Examples and prototypes
lively.next can be used as an IDE to build arbitrary software systems whether or not they use the Morphic user interface, have a UI at all, or are implemented in a different language than JavaScript. However, by using Morphic and Lively's support for runtime reflection and changes, applications that provide more powerful interaction mechanisms can be created. This list shows some of the applications and prototypes in that category.
Kits, Components, Composition
Simple concepts can form an "algebra" to create a rich and open ended medium and toolkit. Created by Marko Röder.

Traditionally, tile-based programming and textual programming are used separately and are hard to mix. Draggable Code explores how we can explore a programatic API using drag-and-drop gestures from a value inspector and then compose a program guided by dragging and dropping code pieces.

Tick tock
This prototype shows how we can combine drawing, direct object manipulation and programming by example to "program" seemingly complex behaviors. The prototype was created by Astrid Thomschke.

LivelyR combines the direct manipulation capabilities of the Lively user interface and with the R programming language. Its purpose is to investigate how an interactive history of chart-parameter manipulations can encourage people to check the robustness of any story a chart appears to show. It was built by Aran Lunzer and Amelia McNamara and presented at the useR! conference.

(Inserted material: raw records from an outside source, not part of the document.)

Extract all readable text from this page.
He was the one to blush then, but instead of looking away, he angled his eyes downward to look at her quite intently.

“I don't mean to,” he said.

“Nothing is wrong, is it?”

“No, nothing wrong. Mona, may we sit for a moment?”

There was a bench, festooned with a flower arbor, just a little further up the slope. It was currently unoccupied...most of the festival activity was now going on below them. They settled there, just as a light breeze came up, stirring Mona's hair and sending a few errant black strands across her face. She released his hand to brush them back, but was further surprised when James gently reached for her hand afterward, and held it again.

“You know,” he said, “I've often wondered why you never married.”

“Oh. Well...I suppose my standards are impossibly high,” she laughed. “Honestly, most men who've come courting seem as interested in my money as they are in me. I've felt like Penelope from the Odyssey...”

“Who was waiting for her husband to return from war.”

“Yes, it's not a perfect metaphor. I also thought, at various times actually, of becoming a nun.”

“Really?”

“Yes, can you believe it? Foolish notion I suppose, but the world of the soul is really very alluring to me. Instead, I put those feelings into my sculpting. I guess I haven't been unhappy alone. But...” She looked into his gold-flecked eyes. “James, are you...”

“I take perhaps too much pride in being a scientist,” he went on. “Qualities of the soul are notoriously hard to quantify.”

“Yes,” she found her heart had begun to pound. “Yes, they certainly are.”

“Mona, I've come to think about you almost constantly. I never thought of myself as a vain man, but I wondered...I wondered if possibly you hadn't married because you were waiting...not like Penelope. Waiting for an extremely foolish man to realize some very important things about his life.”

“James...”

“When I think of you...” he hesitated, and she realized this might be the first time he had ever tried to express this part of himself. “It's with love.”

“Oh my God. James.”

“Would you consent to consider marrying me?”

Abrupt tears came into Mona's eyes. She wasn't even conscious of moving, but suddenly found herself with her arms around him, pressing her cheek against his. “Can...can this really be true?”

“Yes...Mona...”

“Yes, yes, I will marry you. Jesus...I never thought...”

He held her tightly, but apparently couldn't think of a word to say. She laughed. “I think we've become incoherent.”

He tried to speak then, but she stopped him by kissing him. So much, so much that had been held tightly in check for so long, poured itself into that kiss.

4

lively.next offers controlled code execution using lively.vm and lively.context. Here we show how this can be combined with the Morphic UI so that code changes have immediate and explorable side effects.

The Lively constraints prototype explores how simple a relaxation constraint solver can be and how emergent behavior can be build by defining simple rules. Motivated by Constraints as a Design Pattern and Sketchpad.

An audio synthesis example. By Bert Freudenberg. Long live Led Zeppelin.

Polygons gone Lively
Based on Nicky Case' and Vi Hart's interactive essay Parable of the Polygons, this Lively world explores how the rules behind the simulations can be made visible and modifiable by readers. We do this by hooking up Lively's object behaviors to the rectangles involved...

Semantic workspaces
Reading (and writing) does not need to tied to a static medium, links don't need to be hard coded and modal. In this example we use the NLP and "content enhancement" features of Apache Stanbol to add links to Lively texts. Created by Christopher Schuster and Robert Krahn.

Logo voting
An example of a "real" application created with Lively Web.

Project Beat (SAP)
Integrating room sensors, PDF data, and a heatmap visualization into a dashboard app.

Smalltalk in your Web browser
By using OMeta we create a Smalltalk – JavaScript translator that allows code definition and evaluation in Smalltalk, on a Web page.

CodeChisel 3D + VR
Bringin Lively's live evaluation into 3D. Motivated by Brian Peiris' RiftSketch.

A Clojure IDE, built with Lively. It provides Smalltalk-like programming and debugging tools for Clojure.

cloxp code watcher
By instrumenting code expressions we capture values that we can then use to inspect and debug programs.

A workspace that connects Lively to the Leap controller. You need one in order to use the workspace.

cloxp live eval
Immediate feedback through live evalutation while you type.